Schools should also strive to play an instrumental role in equalizing access to technology and enhanced learning opportunities for children with disabilities. As discussed in the article by Hasselbring and Williams Glaser, advances in computer technology have opened up many new opportunities for children with disabilities to attend regular schools and learn alongside their nondisabled peers. But for children with disabilities, the type of computer hardware and software used can sometimes pose barriers. According to the World Institute on Disability, a number of relatively simple choices to adopt "universal design" features could enhance access to the Internet for all children, with and without disabilities.77 Suggested strategies include getting high-speed connections, using a "text-only" option, using larger monitors and font sizes, using headphones, and providing communication tools such as word prediction software. Other helpful devices include a trackball (to replace the mouse), touch screens, alternative keyboards, and voice input and output technology. (See the article by Hasselbring and Williams Glaser for more detailed descriptions of these devices.) A resource guide published by the National School Boards Association and the U.S. Department of Education provides insights into applications of technology in the classroom to assist students with disabilities. 78
- When acquiring new hardware and software, schools should consider options that incorporate universal design features to facilitate access to computers for all students, including those with special needs.

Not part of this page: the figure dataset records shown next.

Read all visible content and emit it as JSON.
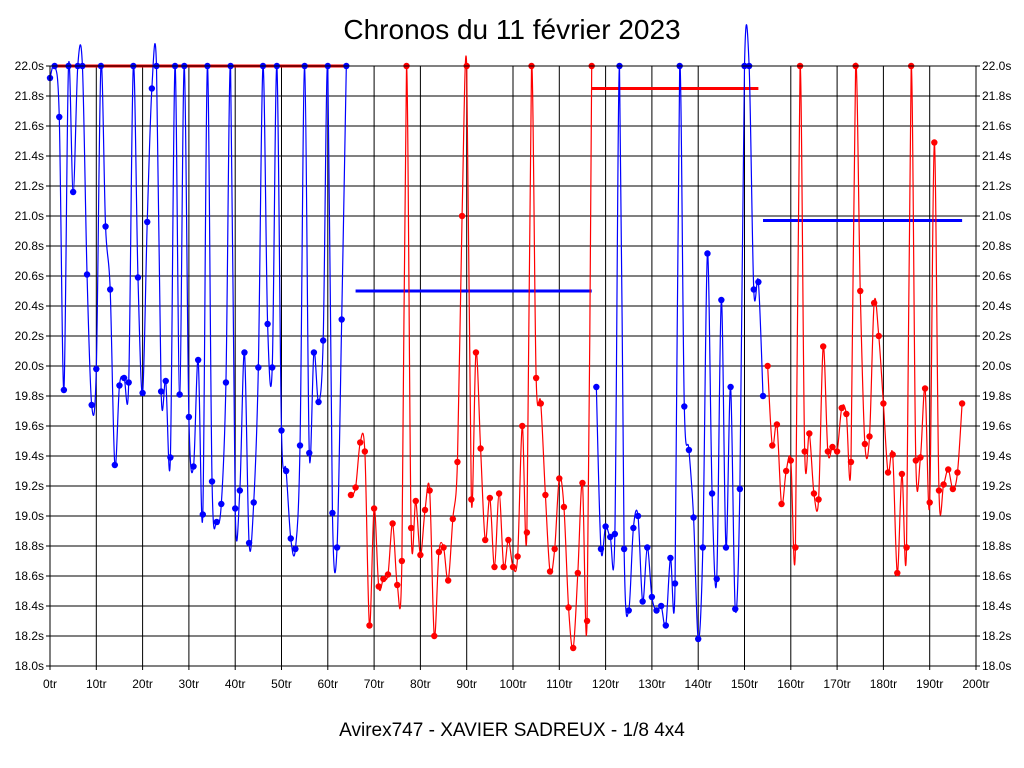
{
  "chart_data": {
    "type": "line",
    "title": "Chronos du 11 février 2023",
    "subtitle": "Avirex747 - XAVIER SADREUX - 1/8 4x4",
    "xlim": [
      0,
      200
    ],
    "ylim": [
      18.0,
      22.0
    ],
    "grid": true,
    "x_ticks": [
      {
        "value": 0,
        "label": "0tr"
      },
      {
        "value": 10,
        "label": "10tr"
      },
      {
        "value": 20,
        "label": "20tr"
      },
      {
        "value": 30,
        "label": "30tr"
      },
      {
        "value": 40,
        "label": "40tr"
      },
      {
        "value": 50,
        "label": "50tr"
      },
      {
        "value": 60,
        "label": "60tr"
      },
      {
        "value": 70,
        "label": "70tr"
      },
      {
        "value": 80,
        "label": "80tr"
      },
      {
        "value": 90,
        "label": "90tr"
      },
      {
        "value": 100,
        "label": "100tr"
      },
      {
        "value": 110,
        "label": "110tr"
      },
      {
        "value": 120,
        "label": "120tr"
      },
      {
        "value": 130,
        "label": "130tr"
      },
      {
        "value": 140,
        "label": "140tr"
      },
      {
        "value": 150,
        "label": "150tr"
      },
      {
        "value": 160,
        "label": "160tr"
      },
      {
        "value": 170,
        "label": "170tr"
      },
      {
        "value": 180,
        "label": "180tr"
      },
      {
        "value": 190,
        "label": "190tr"
      },
      {
        "value": 200,
        "label": "200tr"
      }
    ],
    "y_ticks": [
      {
        "value": 18.0,
        "label": "18.0s"
      },
      {
        "value": 18.2,
        "label": "18.2s"
      },
      {
        "value": 18.4,
        "label": "18.4s"
      },
      {
        "value": 18.6,
        "label": "18.6s"
      },
      {
        "value": 18.8,
        "label": "18.8s"
      },
      {
        "value": 19.0,
        "label": "19.0s"
      },
      {
        "value": 19.2,
        "label": "19.2s"
      },
      {
        "value": 19.4,
        "label": "19.4s"
      },
      {
        "value": 19.6,
        "label": "19.6s"
      },
      {
        "value": 19.8,
        "label": "19.8s"
      },
      {
        "value": 20.0,
        "label": "20.0s"
      },
      {
        "value": 20.2,
        "label": "20.2s"
      },
      {
        "value": 20.4,
        "label": "20.4s"
      },
      {
        "value": 20.6,
        "label": "20.6s"
      },
      {
        "value": 20.8,
        "label": "20.8s"
      },
      {
        "value": 21.0,
        "label": "21.0s"
      },
      {
        "value": 21.2,
        "label": "21.2s"
      },
      {
        "value": 21.4,
        "label": "21.4s"
      },
      {
        "value": 21.6,
        "label": "21.6s"
      },
      {
        "value": 21.8,
        "label": "21.8s"
      },
      {
        "value": 22.0,
        "label": "22.0s"
      }
    ],
    "series": [
      {
        "color": "#0000ff",
        "points": [
          [
            0,
            21.92
          ],
          [
            1,
            22.0
          ],
          [
            2,
            21.66
          ],
          [
            3,
            19.84
          ],
          [
            4,
            22.0
          ],
          [
            5,
            21.16
          ],
          [
            6,
            22.0
          ],
          [
            7,
            22.0
          ],
          [
            8,
            20.61
          ],
          [
            9,
            19.74
          ],
          [
            10,
            19.98
          ],
          [
            11,
            22.0
          ],
          [
            12,
            20.93
          ],
          [
            13,
            20.51
          ],
          [
            14,
            19.34
          ],
          [
            15,
            19.87
          ],
          [
            16,
            19.92
          ],
          [
            17,
            19.89
          ],
          [
            18,
            22.0
          ],
          [
            19,
            20.59
          ],
          [
            20,
            19.82
          ],
          [
            21,
            20.96
          ],
          [
            22,
            21.85
          ],
          [
            23,
            22.0
          ],
          [
            24,
            19.83
          ],
          [
            25,
            19.9
          ],
          [
            26,
            19.39
          ],
          [
            27,
            22.0
          ],
          [
            28,
            19.81
          ],
          [
            29,
            22.0
          ],
          [
            30,
            19.66
          ],
          [
            31,
            19.33
          ],
          [
            32,
            20.04
          ],
          [
            33,
            19.01
          ],
          [
            34,
            22.0
          ],
          [
            35,
            19.23
          ],
          [
            36,
            18.96
          ],
          [
            37,
            19.08
          ],
          [
            38,
            19.89
          ],
          [
            39,
            22.0
          ],
          [
            40,
            19.05
          ],
          [
            41,
            19.17
          ],
          [
            42,
            20.09
          ],
          [
            43,
            18.82
          ],
          [
            44,
            19.09
          ],
          [
            45,
            19.99
          ],
          [
            46,
            22.0
          ],
          [
            47,
            20.28
          ],
          [
            48,
            19.99
          ],
          [
            49,
            22.0
          ],
          [
            50,
            19.57
          ],
          [
            51,
            19.3
          ],
          [
            52,
            18.85
          ],
          [
            53,
            18.78
          ],
          [
            54,
            19.47
          ],
          [
            55,
            22.0
          ],
          [
            56,
            19.42
          ],
          [
            57,
            20.09
          ],
          [
            58,
            19.76
          ],
          [
            59,
            20.17
          ],
          [
            60,
            22.0
          ],
          [
            61,
            19.02
          ],
          [
            62,
            18.79
          ],
          [
            63,
            20.31
          ],
          [
            64,
            22.0
          ]
        ]
      },
      {
        "color": "#ff0000",
        "points": [
          [
            65,
            19.14
          ],
          [
            66,
            19.19
          ],
          [
            67,
            19.49
          ],
          [
            68,
            19.43
          ],
          [
            69,
            18.27
          ],
          [
            70,
            19.05
          ],
          [
            71,
            18.53
          ],
          [
            72,
            18.58
          ],
          [
            73,
            18.61
          ],
          [
            74,
            18.95
          ],
          [
            75,
            18.54
          ],
          [
            76,
            18.7
          ],
          [
            77,
            22.0
          ],
          [
            78,
            18.92
          ],
          [
            79,
            19.1
          ],
          [
            80,
            18.74
          ],
          [
            81,
            19.04
          ],
          [
            82,
            19.17
          ],
          [
            83,
            18.2
          ],
          [
            84,
            18.76
          ],
          [
            85,
            18.79
          ],
          [
            86,
            18.57
          ],
          [
            87,
            18.98
          ],
          [
            88,
            19.36
          ],
          [
            89,
            21.0
          ],
          [
            90,
            22.0
          ],
          [
            91,
            19.11
          ],
          [
            92,
            20.09
          ],
          [
            93,
            19.45
          ],
          [
            94,
            18.84
          ],
          [
            95,
            19.12
          ],
          [
            96,
            18.66
          ],
          [
            97,
            19.15
          ],
          [
            98,
            18.66
          ],
          [
            99,
            18.84
          ],
          [
            100,
            18.66
          ],
          [
            101,
            18.73
          ],
          [
            102,
            19.6
          ],
          [
            103,
            18.89
          ],
          [
            104,
            22.0
          ],
          [
            105,
            19.92
          ],
          [
            106,
            19.75
          ],
          [
            107,
            19.14
          ],
          [
            108,
            18.63
          ],
          [
            109,
            18.78
          ],
          [
            110,
            19.25
          ],
          [
            111,
            19.06
          ],
          [
            112,
            18.39
          ],
          [
            113,
            18.12
          ],
          [
            114,
            18.62
          ],
          [
            115,
            19.22
          ],
          [
            116,
            18.3
          ],
          [
            117,
            22.0
          ]
        ]
      },
      {
        "color": "#0000ff",
        "points": [
          [
            118,
            19.86
          ],
          [
            119,
            18.78
          ],
          [
            120,
            18.93
          ],
          [
            121,
            18.86
          ],
          [
            122,
            18.88
          ],
          [
            123,
            22.0
          ],
          [
            124,
            18.78
          ],
          [
            125,
            18.37
          ],
          [
            126,
            18.92
          ],
          [
            127,
            19.0
          ],
          [
            128,
            18.43
          ],
          [
            129,
            18.79
          ],
          [
            130,
            18.46
          ],
          [
            131,
            18.37
          ],
          [
            132,
            18.4
          ],
          [
            133,
            18.27
          ],
          [
            134,
            18.72
          ],
          [
            135,
            18.55
          ],
          [
            136,
            22.0
          ],
          [
            137,
            19.73
          ],
          [
            138,
            19.44
          ],
          [
            139,
            18.99
          ],
          [
            140,
            18.18
          ],
          [
            141,
            18.79
          ],
          [
            142,
            20.75
          ],
          [
            143,
            19.15
          ],
          [
            144,
            18.58
          ],
          [
            145,
            20.44
          ],
          [
            146,
            18.79
          ],
          [
            147,
            19.86
          ],
          [
            148,
            18.38
          ],
          [
            149,
            19.18
          ],
          [
            150,
            22.0
          ],
          [
            151,
            22.0
          ],
          [
            152,
            20.51
          ],
          [
            153,
            20.56
          ],
          [
            154,
            19.8
          ]
        ]
      },
      {
        "color": "#ff0000",
        "points": [
          [
            155,
            20.0
          ],
          [
            156,
            19.47
          ],
          [
            157,
            19.61
          ],
          [
            158,
            19.08
          ],
          [
            159,
            19.3
          ],
          [
            160,
            19.37
          ],
          [
            161,
            18.79
          ],
          [
            162,
            22.0
          ],
          [
            163,
            19.43
          ],
          [
            164,
            19.55
          ],
          [
            165,
            19.15
          ],
          [
            166,
            19.11
          ],
          [
            167,
            20.13
          ],
          [
            168,
            19.43
          ],
          [
            169,
            19.46
          ],
          [
            170,
            19.43
          ],
          [
            171,
            19.72
          ],
          [
            172,
            19.68
          ],
          [
            173,
            19.36
          ],
          [
            174,
            22.0
          ],
          [
            175,
            20.5
          ],
          [
            176,
            19.48
          ],
          [
            177,
            19.53
          ],
          [
            178,
            20.42
          ],
          [
            179,
            20.2
          ],
          [
            180,
            19.75
          ],
          [
            181,
            19.29
          ],
          [
            182,
            19.41
          ],
          [
            183,
            18.62
          ],
          [
            184,
            19.28
          ],
          [
            185,
            18.79
          ],
          [
            186,
            22.0
          ],
          [
            187,
            19.37
          ],
          [
            188,
            19.39
          ],
          [
            189,
            19.85
          ],
          [
            190,
            19.09
          ],
          [
            191,
            21.49
          ],
          [
            192,
            19.17
          ],
          [
            193,
            19.21
          ],
          [
            194,
            19.31
          ],
          [
            195,
            19.18
          ],
          [
            196,
            19.29
          ],
          [
            197,
            19.75
          ]
        ]
      }
    ],
    "reference_lines": [
      {
        "color": "#ff0000",
        "x": [
          1,
          64
        ],
        "y": 22.0
      },
      {
        "color": "#0000ff",
        "x": [
          66,
          117
        ],
        "y": 20.5
      },
      {
        "color": "#ff0000",
        "x": [
          117,
          153
        ],
        "y": 21.85
      },
      {
        "color": "#0000ff",
        "x": [
          154,
          197
        ],
        "y": 20.97
      }
    ]
  }
}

In sum, home access to computers and the Internet varies widely by income, but the gap appears to be narrowing. With market forces driving down costs, and with the support of a few public and private-sponsored initiatives, it is not unrealistic to expect computer technology to help us move toward a more egalitarian society in terms of access to information and power to create content. Meanwhile, libraries, community technology centers, and especially schools play an important role in providing low-income and special needs children with access to and experiences with computers that will help prepare them for life in the twenty-first century.